Carlos Curbelo, chairman of the state party's Hispanic Leadership Council, noted that Democrats blocked Bush's potentially historic nomination of a Hispanic to the U.S. Court of Appeals. The filibuster of Honduran-born Miguel Estrada was the first ever to be used against an appeals court nominee.
"I would hope Democrats don't apply a double standard if Republicans oppose Sotomayor based on her legal philosophy," Curbelo said. "Efforts to politicize it based on race should be rejected."
But some Democratic leaders immediately touted Sotomayor's potential to make history. U.S. Rep. Kathy Castor of Tampa said, "I am particularly excited that President Obama chose an Hispanic woman for this critical role . . . An Hispanic woman serving on the highest court in the land is an accomplishment for which we can all be proud."

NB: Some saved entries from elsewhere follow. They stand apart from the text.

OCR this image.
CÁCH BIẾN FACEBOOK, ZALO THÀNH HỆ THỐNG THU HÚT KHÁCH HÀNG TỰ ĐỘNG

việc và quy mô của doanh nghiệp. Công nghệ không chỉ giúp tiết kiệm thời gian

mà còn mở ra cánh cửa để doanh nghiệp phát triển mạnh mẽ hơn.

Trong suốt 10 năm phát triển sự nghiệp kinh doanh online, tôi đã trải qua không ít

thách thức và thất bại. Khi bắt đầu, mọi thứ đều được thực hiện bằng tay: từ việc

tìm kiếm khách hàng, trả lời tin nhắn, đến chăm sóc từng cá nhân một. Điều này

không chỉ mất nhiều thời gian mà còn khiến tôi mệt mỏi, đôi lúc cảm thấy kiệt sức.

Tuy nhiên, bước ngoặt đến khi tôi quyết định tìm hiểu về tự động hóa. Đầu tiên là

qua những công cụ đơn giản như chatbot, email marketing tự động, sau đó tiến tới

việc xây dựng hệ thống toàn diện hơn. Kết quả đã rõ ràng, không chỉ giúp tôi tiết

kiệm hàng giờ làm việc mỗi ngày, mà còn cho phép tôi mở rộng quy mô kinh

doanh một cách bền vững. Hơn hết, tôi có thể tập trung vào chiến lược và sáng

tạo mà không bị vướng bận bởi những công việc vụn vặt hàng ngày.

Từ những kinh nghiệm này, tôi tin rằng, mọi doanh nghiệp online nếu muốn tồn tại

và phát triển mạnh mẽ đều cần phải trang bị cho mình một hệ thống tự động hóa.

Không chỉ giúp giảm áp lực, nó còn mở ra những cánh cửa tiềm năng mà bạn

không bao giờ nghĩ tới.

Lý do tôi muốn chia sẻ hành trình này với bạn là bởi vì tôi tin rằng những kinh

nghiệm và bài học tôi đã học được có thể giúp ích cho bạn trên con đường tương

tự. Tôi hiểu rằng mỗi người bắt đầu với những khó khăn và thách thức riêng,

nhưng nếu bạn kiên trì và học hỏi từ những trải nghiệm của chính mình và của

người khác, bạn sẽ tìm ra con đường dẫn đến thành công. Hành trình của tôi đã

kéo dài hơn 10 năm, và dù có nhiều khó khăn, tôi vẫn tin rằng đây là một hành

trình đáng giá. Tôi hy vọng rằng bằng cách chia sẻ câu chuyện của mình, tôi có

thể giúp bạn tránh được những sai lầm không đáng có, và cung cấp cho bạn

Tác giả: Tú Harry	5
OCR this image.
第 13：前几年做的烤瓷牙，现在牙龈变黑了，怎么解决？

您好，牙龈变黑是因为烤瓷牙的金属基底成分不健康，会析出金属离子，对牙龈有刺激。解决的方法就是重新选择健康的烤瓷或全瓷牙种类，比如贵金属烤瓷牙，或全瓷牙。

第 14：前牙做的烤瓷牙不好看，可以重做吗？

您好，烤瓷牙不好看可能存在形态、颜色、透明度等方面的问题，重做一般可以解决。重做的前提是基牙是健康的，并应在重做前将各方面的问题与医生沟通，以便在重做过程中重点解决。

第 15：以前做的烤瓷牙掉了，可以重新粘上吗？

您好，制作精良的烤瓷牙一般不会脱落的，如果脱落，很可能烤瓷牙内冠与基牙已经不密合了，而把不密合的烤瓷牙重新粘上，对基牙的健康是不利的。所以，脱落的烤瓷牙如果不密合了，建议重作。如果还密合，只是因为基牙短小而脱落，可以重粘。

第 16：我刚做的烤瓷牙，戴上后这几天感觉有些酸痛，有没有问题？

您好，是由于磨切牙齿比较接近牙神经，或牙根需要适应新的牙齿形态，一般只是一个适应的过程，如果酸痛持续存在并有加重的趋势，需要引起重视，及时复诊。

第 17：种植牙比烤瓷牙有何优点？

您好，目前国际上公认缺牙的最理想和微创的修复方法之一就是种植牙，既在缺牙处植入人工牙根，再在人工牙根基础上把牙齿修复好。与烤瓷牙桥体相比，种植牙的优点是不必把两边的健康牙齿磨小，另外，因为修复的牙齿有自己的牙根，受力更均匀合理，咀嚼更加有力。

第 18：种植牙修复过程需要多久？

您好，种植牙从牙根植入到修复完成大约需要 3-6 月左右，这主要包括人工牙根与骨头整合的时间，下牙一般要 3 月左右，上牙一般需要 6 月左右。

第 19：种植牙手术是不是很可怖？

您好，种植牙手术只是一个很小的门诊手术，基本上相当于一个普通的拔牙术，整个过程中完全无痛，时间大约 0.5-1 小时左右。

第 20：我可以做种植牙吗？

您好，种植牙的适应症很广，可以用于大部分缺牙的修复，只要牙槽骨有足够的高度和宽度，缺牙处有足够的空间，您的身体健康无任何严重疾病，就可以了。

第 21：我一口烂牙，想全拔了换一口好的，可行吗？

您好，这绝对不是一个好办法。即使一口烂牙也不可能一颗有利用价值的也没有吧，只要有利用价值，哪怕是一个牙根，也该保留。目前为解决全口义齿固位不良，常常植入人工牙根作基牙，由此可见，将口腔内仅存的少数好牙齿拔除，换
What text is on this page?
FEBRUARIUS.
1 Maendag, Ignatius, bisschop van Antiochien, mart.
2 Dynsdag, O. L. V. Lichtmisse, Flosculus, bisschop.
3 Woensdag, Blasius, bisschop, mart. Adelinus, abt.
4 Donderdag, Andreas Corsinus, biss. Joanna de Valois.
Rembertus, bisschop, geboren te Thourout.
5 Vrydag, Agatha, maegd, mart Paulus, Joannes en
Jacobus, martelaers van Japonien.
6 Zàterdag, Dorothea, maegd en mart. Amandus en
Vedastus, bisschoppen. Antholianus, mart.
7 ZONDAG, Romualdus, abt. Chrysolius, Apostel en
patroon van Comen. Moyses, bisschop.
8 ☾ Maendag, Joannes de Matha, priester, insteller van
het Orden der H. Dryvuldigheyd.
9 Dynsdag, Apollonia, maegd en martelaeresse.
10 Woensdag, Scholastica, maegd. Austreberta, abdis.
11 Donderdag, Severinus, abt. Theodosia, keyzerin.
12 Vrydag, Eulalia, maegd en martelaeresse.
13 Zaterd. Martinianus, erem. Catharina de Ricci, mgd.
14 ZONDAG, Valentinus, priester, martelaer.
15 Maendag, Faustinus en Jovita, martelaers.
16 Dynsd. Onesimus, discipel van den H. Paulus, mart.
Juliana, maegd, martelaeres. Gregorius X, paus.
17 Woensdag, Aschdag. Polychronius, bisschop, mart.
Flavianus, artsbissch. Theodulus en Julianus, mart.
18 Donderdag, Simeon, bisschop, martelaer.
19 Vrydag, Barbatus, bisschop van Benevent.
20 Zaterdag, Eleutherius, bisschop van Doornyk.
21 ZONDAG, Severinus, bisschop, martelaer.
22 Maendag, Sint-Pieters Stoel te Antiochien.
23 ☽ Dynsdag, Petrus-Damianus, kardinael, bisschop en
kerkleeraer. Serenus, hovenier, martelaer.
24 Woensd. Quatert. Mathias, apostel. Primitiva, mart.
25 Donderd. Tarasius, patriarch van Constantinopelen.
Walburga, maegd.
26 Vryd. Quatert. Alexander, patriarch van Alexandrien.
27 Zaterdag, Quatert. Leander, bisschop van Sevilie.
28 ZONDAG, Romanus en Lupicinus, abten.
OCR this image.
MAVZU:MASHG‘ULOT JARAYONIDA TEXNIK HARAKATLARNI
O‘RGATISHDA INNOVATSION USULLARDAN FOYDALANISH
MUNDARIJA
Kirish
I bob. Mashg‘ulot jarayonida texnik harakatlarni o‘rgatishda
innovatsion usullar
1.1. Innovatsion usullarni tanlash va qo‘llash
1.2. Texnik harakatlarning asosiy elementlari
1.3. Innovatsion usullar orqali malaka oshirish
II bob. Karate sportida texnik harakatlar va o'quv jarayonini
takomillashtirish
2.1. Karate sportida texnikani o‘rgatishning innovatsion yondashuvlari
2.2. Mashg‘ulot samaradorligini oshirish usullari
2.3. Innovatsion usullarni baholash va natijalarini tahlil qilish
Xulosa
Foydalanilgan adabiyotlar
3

Obama visited Kissimmee, hub of Central Florida's fast-growing Puerto Rican community, during a major campaign swing right before he claimed the nomination and again six days before the election. Republican nominee John McCain also made repeated visits.
Unlike the Cuban-American community in South Florida, which has long standing ties to the Republican party, the Puerto Rican community in Central Florida is known for its political independence. Obama's investment in the Orlando area paid off when Hispanic voters statewide favored the Democratic presidential nominee for the first time in decades.
"The party already made those gains, and now it's a matter of keeping them," said Democratic state Rep. Darren Soto, the only Puerto Rican member of the state Legislature, who said he would hit Orlando-area radio talk shows this week to promote Sotomayor.
"Certainly there were rumblings early on whether Obama would make any big Hispanic appointments," he added. "Particularly in Central Florida, with her being Puerto Rican, this is going to be a huge point of pride."
Another Florida factor: Sotomayor's mother, Celina Sotomayor, now lives in Margate, a suburb north of Miami, in a condo she bought in 2001, acccording to property records.
The White House noted in its biography of Sotomayor that she talks to her mother, "who now lives in Florida, every day."